RRM-based models assume that individuals select the alternative having the

smallest potential regret.

All Student licenses are annual and must be renewed each year on or before the expiration date for continued use. Student licenses need to be prepaid and proof of your fulltime student status must be provided.

Tutorials take you step-by-step through several analyses of these sample files. These tutorials along with various publications are available on our website. Upon purchase of the program users can download a 200 page User's Guide or other Manuals that cover a wide range of topics on Latent Class Analysis and Latent GOLD .

There is NO limit concerning the number of records. The time will depend on several factors including the # of variables and records, speed of your machine, and the requested output. For many models, Latent GOLD runs 20 or more times faster than other Latent Class programs and version 5.0 is much faster than earlier versions. We suggest trying the demo program to see how fast Latent GOLD works on your machine.

Latent GOLD implements the 3 most important types of latent class (LC) models. It was designed to be extremely easy to use and to make it possible for people without a strong statistical background to apply LC analysis to their own data in a safe and easy way. LEM is a command language research tool that Prof. Jeroen Vermunt developed for applied researchers with a strong statistical background who want to apply nonstandard log-linear and latent class models to their categorical data. With LEM you can specify more probability structures with many more kinds of restrictions (if you know how to do it), but is not designed to be Windows friendly, requires strict data and input formats and does not provide error checks.

With Latent GOLD, continuous and count variables can be included in the model, and special LC output not available in LEM is provided, such as various graphs, classification statistics, and bivariate residuals. Latent GOLD also has faster (full Newton-Raphson) and safer (sets of starting values, Bayes constants) estimation methods for LC models than LEM. Both programs give information on nonidentifiability and boundary solutions, but Latent GOLD , unlike LEM, can prevent boundary solutions through the use of Bayes constants.

The set of example data files on our website contains various event history analysis examples.
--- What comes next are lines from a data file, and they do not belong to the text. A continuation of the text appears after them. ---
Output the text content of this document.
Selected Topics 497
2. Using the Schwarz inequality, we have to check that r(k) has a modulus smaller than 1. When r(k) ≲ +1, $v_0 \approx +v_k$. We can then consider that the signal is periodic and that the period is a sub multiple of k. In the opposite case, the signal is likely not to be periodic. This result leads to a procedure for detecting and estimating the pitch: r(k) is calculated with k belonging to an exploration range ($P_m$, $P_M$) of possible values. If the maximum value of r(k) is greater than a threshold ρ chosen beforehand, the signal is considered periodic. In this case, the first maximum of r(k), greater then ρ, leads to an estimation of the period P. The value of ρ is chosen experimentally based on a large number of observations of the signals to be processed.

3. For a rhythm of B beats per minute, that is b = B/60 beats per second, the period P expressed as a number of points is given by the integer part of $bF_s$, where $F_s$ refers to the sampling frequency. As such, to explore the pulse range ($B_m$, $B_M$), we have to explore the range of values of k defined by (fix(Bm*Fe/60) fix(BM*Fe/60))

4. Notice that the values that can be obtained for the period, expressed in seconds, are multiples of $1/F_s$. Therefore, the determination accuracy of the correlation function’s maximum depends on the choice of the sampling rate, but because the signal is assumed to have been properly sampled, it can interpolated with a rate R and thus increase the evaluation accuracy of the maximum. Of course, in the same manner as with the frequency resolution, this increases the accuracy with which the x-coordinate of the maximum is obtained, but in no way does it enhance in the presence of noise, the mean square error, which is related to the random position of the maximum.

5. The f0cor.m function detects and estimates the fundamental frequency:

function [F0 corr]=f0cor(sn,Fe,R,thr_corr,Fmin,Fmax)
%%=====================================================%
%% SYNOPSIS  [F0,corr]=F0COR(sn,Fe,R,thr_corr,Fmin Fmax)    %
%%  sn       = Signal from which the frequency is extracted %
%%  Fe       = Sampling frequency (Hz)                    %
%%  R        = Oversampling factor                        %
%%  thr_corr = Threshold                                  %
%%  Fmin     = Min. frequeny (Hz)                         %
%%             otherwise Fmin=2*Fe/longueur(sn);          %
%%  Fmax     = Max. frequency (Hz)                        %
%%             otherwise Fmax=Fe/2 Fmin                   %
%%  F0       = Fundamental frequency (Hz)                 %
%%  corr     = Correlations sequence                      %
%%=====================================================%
The setup for several Event History models can be opened in Latent GOLD using the HELP GUI Example Regression menu. Full tutorials are not yet available for these. However, to get you started, you might look at the data file land.sav, the full reference for which is " Land, K.C., Nagin, D.S., and McCall (2001). Discrete-time hazard regression models with hidden heterogeneity: the semi-parametric mixed Poisson approach. Sociological Methods and Research, 29, 342-373." Another good example is jobchange.dat.
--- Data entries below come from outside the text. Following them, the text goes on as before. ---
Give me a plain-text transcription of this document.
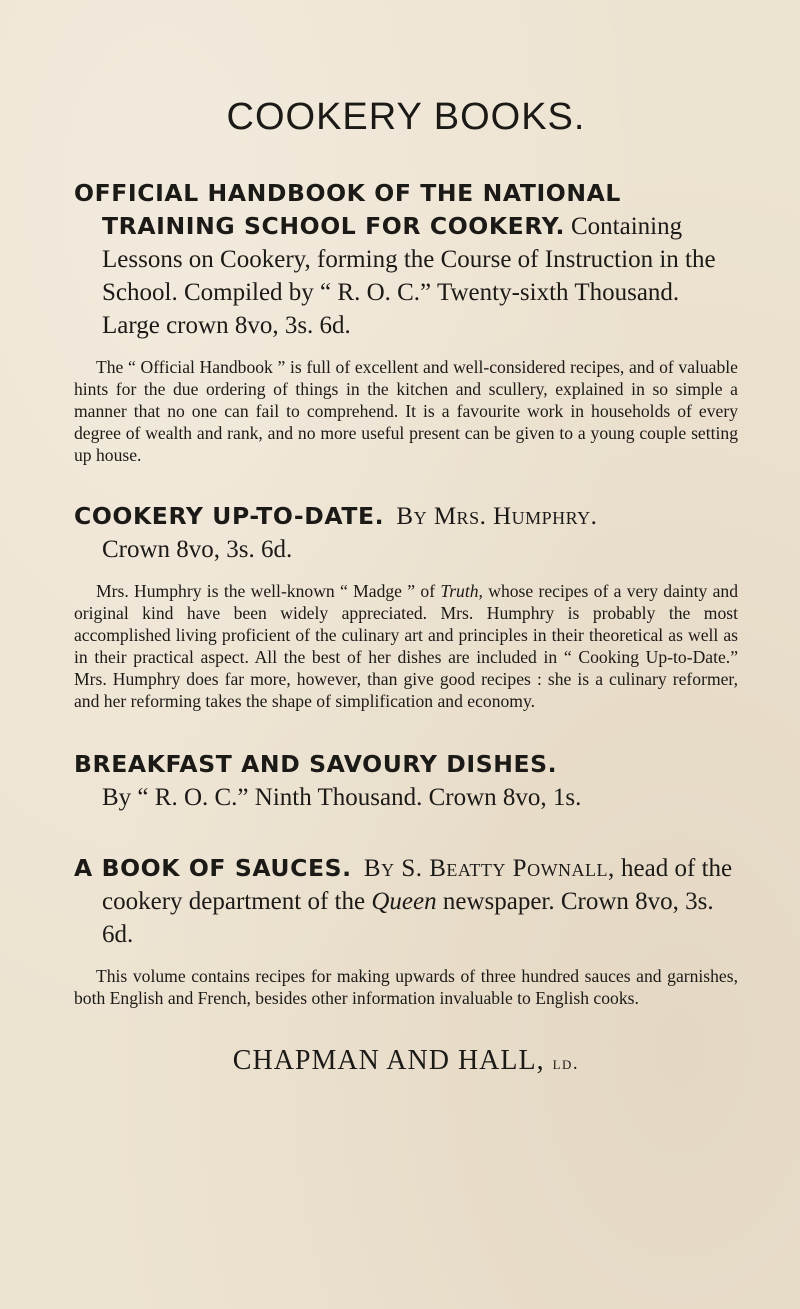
COOKERY BOOKS.

OFFICIAL HANDBOOK OF THE NATIONAL TRAINING SCHOOL FOR COOKERY. Containing Lessons on Cookery, forming the Course of Instruction in the School. Compiled by “ R. O. C.” Twenty-sixth Thousand. Large crown 8vo, 3s. 6d.

The “ Official Handbook ” is full of excellent and well-considered recipes, and of valuable hints for the due ordering of things in the kitchen and scullery, explained in so simple a manner that no one can fail to comprehend. It is a favourite work in households of every degree of wealth and rank, and no more useful present can be given to a young couple setting up house.

COOKERY UP-TO-DATE. By Mrs. Humphry.
Crown 8vo, 3s. 6d.

Mrs. Humphry is the well-known “ Madge ” of Truth, whose recipes of a very dainty and original kind have been widely appreciated. Mrs. Humphry is probably the most accomplished living proficient of the culinary art and principles in their theoretical as well as in their practical aspect. All the best of her dishes are included in “ Cooking Up-to-Date.” Mrs. Humphry does far more, however, than give good recipes : she is a culinary reformer, and her reforming takes the shape of simplification and economy.

BREAKFAST AND SAVOURY DISHES.
By “ R. O. C.” Ninth Thousand. Crown 8vo, 1s.

A BOOK OF SAUCES. By S. Beatty Pownall, head of the cookery department of the Queen newspaper. Crown 8vo, 3s. 6d.

This volume contains recipes for making upwards of three hundred sauces and garnishes, both English and French, besides other information invaluable to English cooks.

CHAPMAN AND HALL, ld.
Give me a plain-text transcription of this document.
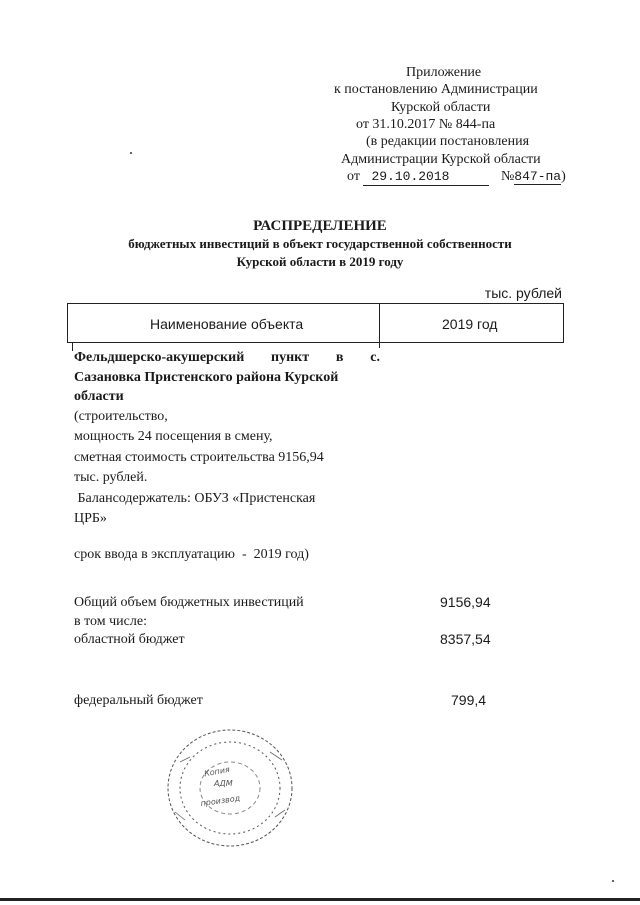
Приложение
к постановлению Администрации
Курской области
от 31.10.2017 № 844-па
(в редакции постановления
Администрации Курской области
от 29.10.2018	№847-па)
РАСПРЕДЕЛЕНИЕ
бюджетных инвестиций в объект государственной собственности
Курской области в 2019 году
тыс. рублей
Наименование объекта	2019 год
Фельдшерско-акушерский пункт в с.
Сазановка Пристенского района Курской
области
(строительство,
мощность 24 посещения в смену,
сметная стоимость строительства 9156,94
тыс. рублей.
Балансодержатель: ОБУЗ «Пристенская
ЦРБ»
срок ввода в эксплуатацию  -  2019 год)
Общий объем бюджетных инвестиций	9156,94
в том числе:
областной бюджет	8357,54
федеральный бюджет	799,4
Копия
АДМ
производ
Land.sav contains information on 411 males from working-class area of London who were followed from ages 10 through 31. The dependent variable is "first serious delinquency". As can be seen, there is one record for each time point, which is called a person-period data format. The dependent "first" is zero for all records of a person, expect for the last if a person experienced the event of interest at that age. The variables age and age_sq are the duration variables. These can also be seen as time-varying predictors. The variable "tot" is a time-constant covariate/predictor (a composite risk factor). Of course the ID should be used as Case ID to indicate which records belong to the same case.

The dependent "first" can be treated as a Poisson count or as a binomial count. The former option yields a piece-wise constant log-linear hazard model, the latter a discrete-time logit. If treated as Poisson count, it is best to set the exposure to one half (exp_half: event occurs in the middle of the interval) for the time point at which the event occurs. With a binomial count the exposure should be one all the time (=default). Age and age_sq should be used as class-dependent predictors. You identify two groups with clearly different age pattern in the rate of first delinquency. The variable "tot" can be used as class-independent predictor, but more interesting is to use it as covariate: does the risk factor determine the type of delinquency rajectory?